The pension deficit has been calculated using the Institute and Faculty of Actuaries’ current mortality tables for life expectancy. These are due to be updated in the first half of 2005 and it is expected that the revised tables will show increased longevity. The pension fund liabilities are therefore likely to increase.
With effect from April 2005, new legislation will oblige the Group to pay a levy to the Pension Protection Fund. This is expected to amount to approximately £130,000 in the first year and double that amount in the second year. Thereafter the levy will be calculated on a risk weighted basis, which remains to be determined.

CAPITAL STRUCTURE, RESOURCES AND COMMITMENTS
There has been no significant change to the capital structure of the Group. However, during 2004 the holders of warrants, which were issued at the time of the Group’s refinancing in September 2001, have exercised their right to subscribe for 6.1 million shares at a subscription price of £1 per share. There are no outstanding warrants in issue.
The Group’s corporate funding requirement is to support its investment in special purpose PFI/PPP Project Companies, to finance the costs of bidding and asset management and, from time to time, to finance acquisitions. Typically, the total of shareholder equity and loans in PFI/PPP Project Companies represents between 5% and 15% of the total funding required, with the balance of the project finance being secured by either bank debt or a capital bond issue. The lenders/investors in project finance have no recourse to the Group in the event of default by the Project Company.
On financial close the Group commits to provide equity and loan funding to PFI/PPP Project Companies. However, in many instances the funding is not drawn down until construction of the project assets has been completed. In these circumstances it is usual for the Group to procure letters of credit to secure the funding commitment. These letters of credit are issued, by the Group’s bankers, out of general corporate debt facilities. Due to the very long lead times associated with bidding for PFI/PPP projects, it is possible to project the likely forward funding commitments with a high degree of confidence once the Group has secured preferred bidder status. The Group’s borrowing and letter of credit requirements can therefore be predicted well ahead of final commitment to investments and it is the Board’s strategy to ensure that financial resources are in place to meet both actual and likely investment commitments.
Following the sale of Laing Homes in 2002, the Group has been able to finance its investment programme wholly out of equity and retained profits.

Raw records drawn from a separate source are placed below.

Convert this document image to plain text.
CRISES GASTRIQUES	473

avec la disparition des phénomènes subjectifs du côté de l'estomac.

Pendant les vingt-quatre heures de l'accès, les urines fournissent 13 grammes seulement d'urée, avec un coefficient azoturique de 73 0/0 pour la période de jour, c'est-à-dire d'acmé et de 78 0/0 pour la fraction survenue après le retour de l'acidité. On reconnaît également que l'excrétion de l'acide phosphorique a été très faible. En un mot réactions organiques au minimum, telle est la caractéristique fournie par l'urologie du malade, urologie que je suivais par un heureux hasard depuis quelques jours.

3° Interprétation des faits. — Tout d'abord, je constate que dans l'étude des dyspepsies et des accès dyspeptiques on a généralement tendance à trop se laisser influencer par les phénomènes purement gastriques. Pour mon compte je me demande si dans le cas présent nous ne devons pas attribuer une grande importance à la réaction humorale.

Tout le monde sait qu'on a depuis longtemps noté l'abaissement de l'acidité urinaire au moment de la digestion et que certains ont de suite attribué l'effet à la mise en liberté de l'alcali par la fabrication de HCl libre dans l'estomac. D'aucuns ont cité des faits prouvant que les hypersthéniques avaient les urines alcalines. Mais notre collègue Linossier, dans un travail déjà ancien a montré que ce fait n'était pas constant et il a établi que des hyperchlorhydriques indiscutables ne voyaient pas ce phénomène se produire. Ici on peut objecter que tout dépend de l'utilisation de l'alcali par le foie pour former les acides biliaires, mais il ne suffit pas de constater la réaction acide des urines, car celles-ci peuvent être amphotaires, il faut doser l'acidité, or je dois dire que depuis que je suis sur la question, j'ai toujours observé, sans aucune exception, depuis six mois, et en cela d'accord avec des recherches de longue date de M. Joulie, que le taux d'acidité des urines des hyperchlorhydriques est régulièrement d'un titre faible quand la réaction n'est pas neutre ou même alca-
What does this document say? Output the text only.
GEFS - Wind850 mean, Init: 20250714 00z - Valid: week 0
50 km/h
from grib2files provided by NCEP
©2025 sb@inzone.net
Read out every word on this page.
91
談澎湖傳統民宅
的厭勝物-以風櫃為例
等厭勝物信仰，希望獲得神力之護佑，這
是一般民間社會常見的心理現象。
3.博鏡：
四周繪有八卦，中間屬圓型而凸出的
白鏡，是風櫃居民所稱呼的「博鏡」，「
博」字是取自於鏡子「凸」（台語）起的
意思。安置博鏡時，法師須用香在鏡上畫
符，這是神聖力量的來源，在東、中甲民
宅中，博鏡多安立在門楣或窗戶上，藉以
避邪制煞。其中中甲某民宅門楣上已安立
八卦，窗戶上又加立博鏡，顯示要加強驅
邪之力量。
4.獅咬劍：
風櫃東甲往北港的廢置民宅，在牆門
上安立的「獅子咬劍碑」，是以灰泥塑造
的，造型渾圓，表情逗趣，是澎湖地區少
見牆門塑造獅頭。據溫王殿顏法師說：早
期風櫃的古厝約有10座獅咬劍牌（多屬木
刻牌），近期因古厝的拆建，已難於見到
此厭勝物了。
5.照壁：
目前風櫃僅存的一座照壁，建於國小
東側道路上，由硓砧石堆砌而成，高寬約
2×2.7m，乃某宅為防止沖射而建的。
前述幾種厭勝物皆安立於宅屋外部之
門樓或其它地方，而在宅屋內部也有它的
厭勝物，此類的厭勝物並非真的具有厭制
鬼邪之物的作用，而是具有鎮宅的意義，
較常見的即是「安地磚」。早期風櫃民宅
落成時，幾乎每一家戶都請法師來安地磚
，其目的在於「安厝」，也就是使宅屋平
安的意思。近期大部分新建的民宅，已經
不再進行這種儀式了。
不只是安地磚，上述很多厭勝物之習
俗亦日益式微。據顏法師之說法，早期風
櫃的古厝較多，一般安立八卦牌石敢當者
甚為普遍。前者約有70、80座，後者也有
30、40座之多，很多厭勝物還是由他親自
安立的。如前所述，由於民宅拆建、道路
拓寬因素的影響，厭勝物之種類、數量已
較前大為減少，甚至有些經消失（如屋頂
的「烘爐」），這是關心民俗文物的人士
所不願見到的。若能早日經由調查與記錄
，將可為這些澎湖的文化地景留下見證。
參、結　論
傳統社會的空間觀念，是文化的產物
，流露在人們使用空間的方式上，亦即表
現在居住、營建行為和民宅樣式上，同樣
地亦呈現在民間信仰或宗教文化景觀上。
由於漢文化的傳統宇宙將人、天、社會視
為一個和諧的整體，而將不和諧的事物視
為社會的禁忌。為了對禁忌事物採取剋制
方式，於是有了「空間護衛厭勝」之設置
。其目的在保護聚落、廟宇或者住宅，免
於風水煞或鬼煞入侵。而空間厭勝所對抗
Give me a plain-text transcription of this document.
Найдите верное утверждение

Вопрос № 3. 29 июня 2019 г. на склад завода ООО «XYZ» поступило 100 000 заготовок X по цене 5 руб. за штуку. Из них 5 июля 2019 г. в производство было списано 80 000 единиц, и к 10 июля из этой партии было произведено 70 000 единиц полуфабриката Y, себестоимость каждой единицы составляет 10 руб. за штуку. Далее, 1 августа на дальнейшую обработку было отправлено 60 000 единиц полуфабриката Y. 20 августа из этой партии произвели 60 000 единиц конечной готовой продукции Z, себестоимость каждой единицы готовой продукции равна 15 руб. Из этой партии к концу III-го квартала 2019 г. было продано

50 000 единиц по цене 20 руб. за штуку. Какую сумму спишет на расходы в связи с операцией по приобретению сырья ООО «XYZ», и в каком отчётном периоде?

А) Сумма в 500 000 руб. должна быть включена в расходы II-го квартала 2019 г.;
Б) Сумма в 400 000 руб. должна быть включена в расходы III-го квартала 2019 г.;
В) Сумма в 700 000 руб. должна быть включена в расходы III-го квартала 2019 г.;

Since the Group has no significant working capital requirement, the Group has operated with net funds on deposit and has not drawn significant amounts of bank debt. However the corporate debt facilities have been utilised for the issue of letters of credit, as described above.
The Group has a wholly owned captive insurance company that maintains cash backed reserves for claims relating to the previously owned construction businesses.
At 31 December this asset backing stood at £17.3 million.
In addition, the Group is required to maintain cash backing for other contingent liabilities amounting to £2.5 million. These amounts are not available for general corporate use.
The Group holds a controlling interest in a number of PFI/PPP Project Companies which are accounted for as subsidiaries. The project finance provided to these subsidiaries is included within bank debt in the Group balance sheet but the lenders have no recourse to the Group in the event of Project Company default.